Un quarto di secolo dedicato a trasmettere l’importanza del dono di qualcosa di sé, unico come le cellule del midollo, a chi ne ha bisogno per guarire da un tumore del sangue.

Il programma dei festeggiamenti

Al mattino la messa (alle 11) nella chiesa di Sant’Aniceto. Alle 16:30 al Teatro “Una Finestra sulle Valli”, il Gruppo “Costruire Cantando” porterà sul palco “Un’invincibile estate”. Narra di tre storie di speranza e di vita, tra cui quella della lusernese trapiantata di midollo osseo, Anna Malanot (ingresso libero).

Com’è nata l’associazione dei donatori

Cuore della giornata il racconto di come è nata l’Admo a Villar Perosa. Ecco le parole del suo primo promotore, Mario Bella: «Mio figlio Rossano – dice Mario – si ammalò di leucemia e l’unica soluzione per sconfiggere questo brutto tumore del sangue era il trapianto di cellule del midollo osseo.

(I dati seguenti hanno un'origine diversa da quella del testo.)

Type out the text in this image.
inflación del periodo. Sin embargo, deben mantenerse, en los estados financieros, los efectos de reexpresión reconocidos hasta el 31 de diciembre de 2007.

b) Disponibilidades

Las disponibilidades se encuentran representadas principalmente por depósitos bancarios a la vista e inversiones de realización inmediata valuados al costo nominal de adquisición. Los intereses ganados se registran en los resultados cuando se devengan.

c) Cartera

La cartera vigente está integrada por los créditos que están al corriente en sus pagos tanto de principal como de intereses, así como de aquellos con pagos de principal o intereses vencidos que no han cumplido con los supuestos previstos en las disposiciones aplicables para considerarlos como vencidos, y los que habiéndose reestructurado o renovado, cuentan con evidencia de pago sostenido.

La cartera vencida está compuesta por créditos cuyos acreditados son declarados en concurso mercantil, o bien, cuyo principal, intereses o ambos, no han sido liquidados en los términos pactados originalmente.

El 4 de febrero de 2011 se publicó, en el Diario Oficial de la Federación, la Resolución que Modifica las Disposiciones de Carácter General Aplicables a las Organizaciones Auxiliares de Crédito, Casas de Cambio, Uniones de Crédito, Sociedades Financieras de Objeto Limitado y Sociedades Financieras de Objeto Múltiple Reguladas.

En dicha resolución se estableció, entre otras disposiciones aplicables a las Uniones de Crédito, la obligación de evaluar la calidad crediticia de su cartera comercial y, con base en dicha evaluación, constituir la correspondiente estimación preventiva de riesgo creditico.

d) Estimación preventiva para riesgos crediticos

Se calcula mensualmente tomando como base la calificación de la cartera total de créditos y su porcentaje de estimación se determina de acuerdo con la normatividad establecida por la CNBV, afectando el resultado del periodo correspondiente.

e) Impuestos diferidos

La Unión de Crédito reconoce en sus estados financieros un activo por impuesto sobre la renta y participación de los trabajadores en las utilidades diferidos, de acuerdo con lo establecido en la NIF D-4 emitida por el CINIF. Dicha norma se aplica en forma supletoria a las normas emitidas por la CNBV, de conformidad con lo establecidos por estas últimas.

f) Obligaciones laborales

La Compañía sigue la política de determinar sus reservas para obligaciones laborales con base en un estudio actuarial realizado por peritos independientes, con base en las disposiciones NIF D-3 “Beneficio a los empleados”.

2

Solo in quell’occasione scoprii, con forte rammarico, che le persone disponibili a sottoporsi a espianto erano molto poche. Circa 1.200 in tutta Italia. Soprattutto, la possibilità di trovare all’esterno della famiglia il donatore giusto era una su 100mila.

La lettera-testamento

Rossano ci lasciò una “lettera-testamento” con questa frase: Vorrei che tutti voi vi interessiate affinché anche in Italia vi sia una banca dati di donatori per salvare quei ragazzi che come me stanno soffrendo. E all’Ospedale Molinette, dove era ricoverato, queste persone erano davvero tante.

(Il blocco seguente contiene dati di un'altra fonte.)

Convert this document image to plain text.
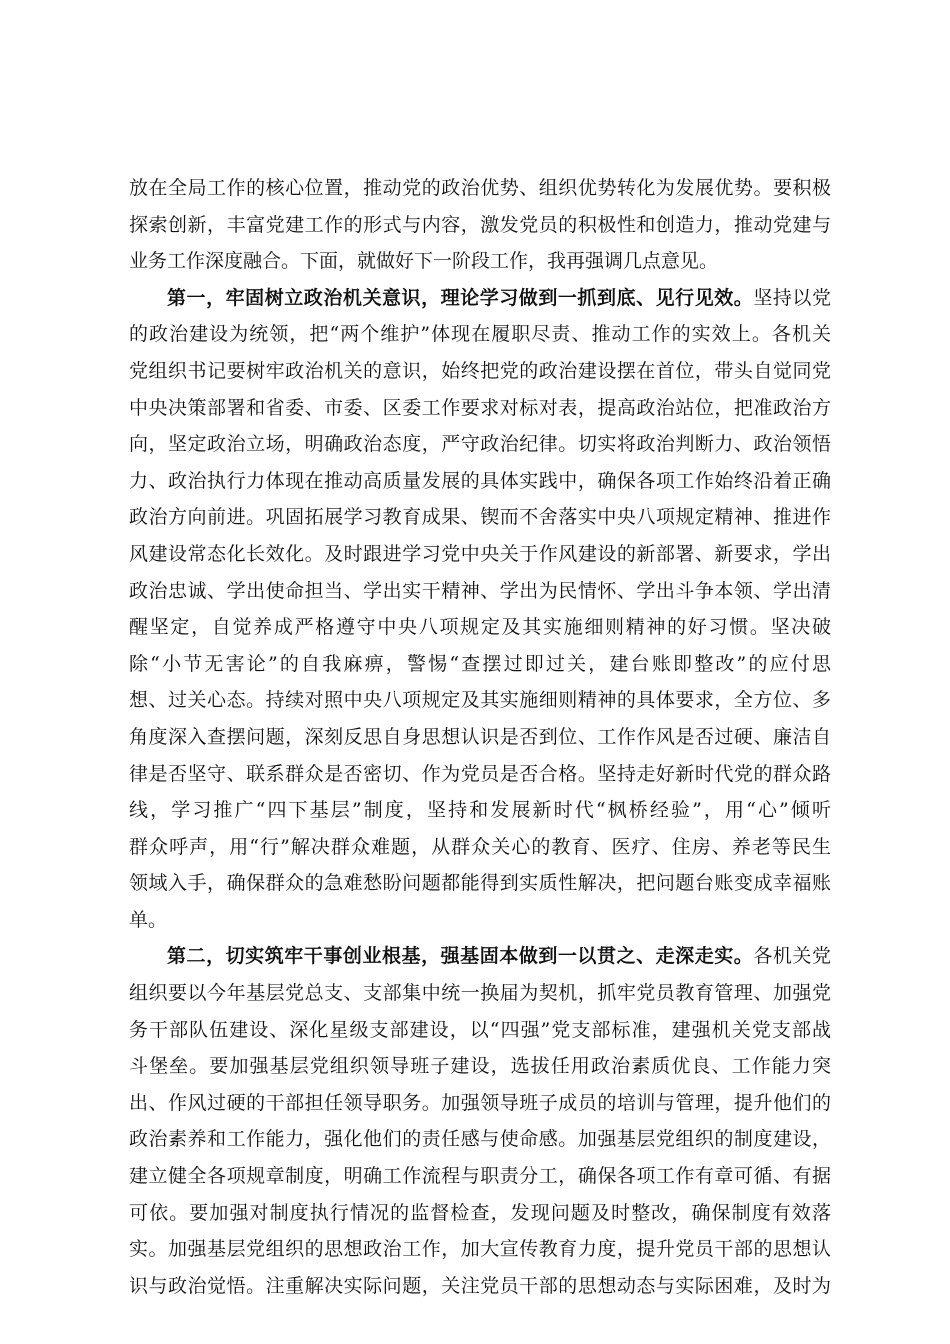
放在全局工作的核心位置，推动党的政治优势、组织优势转化为发展优势。要积极
探索创新，丰富党建工作的形式与内容，激发党员的积极性和创造力，推动党建与
业务工作深度融合。下面，就做好下一阶段工作，我再强调几点意见。
第一，牢固树立政治机关意识，理论学习做到一抓到底、见行见效。坚持以党
的政治建设为统领，把“两个维护”体现在履职尽责、推动工作的实效上。各机关
党组织书记要树牢政治机关的意识，始终把党的政治建设摆在首位，带头自觉同党
中央决策部署和省委、市委、区委工作要求对标对表，提高政治站位，把准政治方
向，坚定政治立场，明确政治态度，严守政治纪律。切实将政治判断力、政治领悟
力、政治执行力体现在推动高质量发展的具体实践中，确保各项工作始终沿着正确
政治方向前进。巩固拓展学习教育成果、锲而不舍落实中央八项规定精神、推进作
风建设常态化长效化。及时跟进学习党中央关于作风建设的新部署、新要求，学出
政治忠诚、学出使命担当、学出实干精神、学出为民情怀、学出斗争本领、学出清
醒坚定，自觉养成严格遵守中央八项规定及其实施细则精神的好习惯。坚决破
除“小节无害论”的自我麻痹，警惕“查摆过即过关，建台账即整改”的应付思
想、过关心态。持续对照中央八项规定及其实施细则精神的具体要求，全方位、多
角度深入查摆问题，深刻反思自身思想认识是否到位、工作作风是否过硬、廉洁自
律是否坚守、联系群众是否密切、作为党员是否合格。坚持走好新时代党的群众路
线，学习推广“四下基层”制度，坚持和发展新时代“枫桥经验”，用“心”倾听
群众呼声，用“行”解决群众难题，从群众关心的教育、医疗、住房、养老等民生
领域入手，确保群众的急难愁盼问题都能得到实质性解决，把问题台账变成幸福账
单。
第二，切实筑牢干事创业根基，强基固本做到一以贯之、走深走实。各机关党
组织要以今年基层党总支、支部集中统一换届为契机，抓牢党员教育管理、加强党
务干部队伍建设、深化星级支部建设，以“四强”党支部标准，建强机关党支部战
斗堡垒。要加强基层党组织领导班子建设，选拔任用政治素质优良、工作能力突
出、作风过硬的干部担任领导职务。加强领导班子成员的培训与管理，提升他们的
政治素养和工作能力，强化他们的责任感与使命感。加强基层党组织的制度建设，
建立健全各项规章制度，明确工作流程与职责分工，确保各项工作有章可循、有据
可依。要加强对制度执行情况的监督检查，发现问题及时整改，确保制度有效落
实。加强基层党组织的思想政治工作，加大宣传教育力度，提升党员干部的思想认
识与政治觉悟。注重解决实际问题，关注党员干部的思想动态与实际困难，及时为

Non potevo lasciar vano l’appello di mio figlio. Così mi recai, insieme a 23 collaboratori, l’8 giugno del 1990 nello studio del Notaio Audano di Pinerolo. In quel momento nacque ufficialmente l’Admo Piemonte. Portai il messaggio di Rossano in lungo e in largo per tutta la nostra Regione. E non mi fermai solo alla nostra Regione».

I rischi della donazione

Per il presente prosegue Stefano Balma, attuale presidente dell’Associazione. «Dopo 25 anni di impegno quotidiano lo zoccolo duro contro il quale ci troviamo molto spesso a combattere è ancora il timore, infondato, di rischi derivanti dalla donazione.

Per questa ragione, sia nei nostri interventi all’interno degli istituti scolastici, delle Aziende, delle manifestazioni socio culturali, sia all’interno di eventi pubblici di informazione e iscrizione al Registro, chiediamo ai donatori effettivi di portare la loro testimonianza.

A dimostrazione di come questa procedura, che attualmente nella maggior parte dei casi viene realizzata raccogliendo le cellule dal sangue periferico, sia semplice, non dolorosa e non comporti pericoli. E quanto sia importante poi lo descrivono i nostri collaboratori trapiantati. Solo grazie al gesto di un anonimo donatore sono potuti tornare alla loro quotidianità »

Attualmente, il Registro Piemontese dei candidati Donatori raccoglie oltre 42.000 persone, più di 350 fra loro sono risultati compatibili e hanno regalato speranza di guarigione a un malato. È un registro in constante variazione numerica, dal quale ogni anno esce chi raggiunge il limite di età di 55 anni e chi presenta criteri di inidoneità alla donazione ed entra chi dà l’adesione.

I risultati dell’associazione

I dati italiani presentati dal Registro Nazionale attestano il lavoro dei volontari Admo Piemonte. Sono maggiori gli ingressi rispetto alle uscite, (+ 2.631 persone nel 2014, il più alto di tutta Italia). Come il più alto è stato il numero di nuovi reclutati: 3.547 nuovi ingressi, 1/5 degli ingressi di tutta Italia.

Risultati «ottenuti grazie alla costanza, alla tenacia dei tanti volontari. E grazie ai giovani che hanno detto sì alla vita comprendendo una scelta può significare il capovolgimento di un destino di una vita umana».

«Il nostro obiettivo, fondamentale affinché tanti pazienti non muoiano – conclude Balma – è di incrementare ancora il numero di potenziali donatori. È necessario proprio a causa della bassa possibilità di trovare la giusta compatibilità, per permettere sempre più trapianti».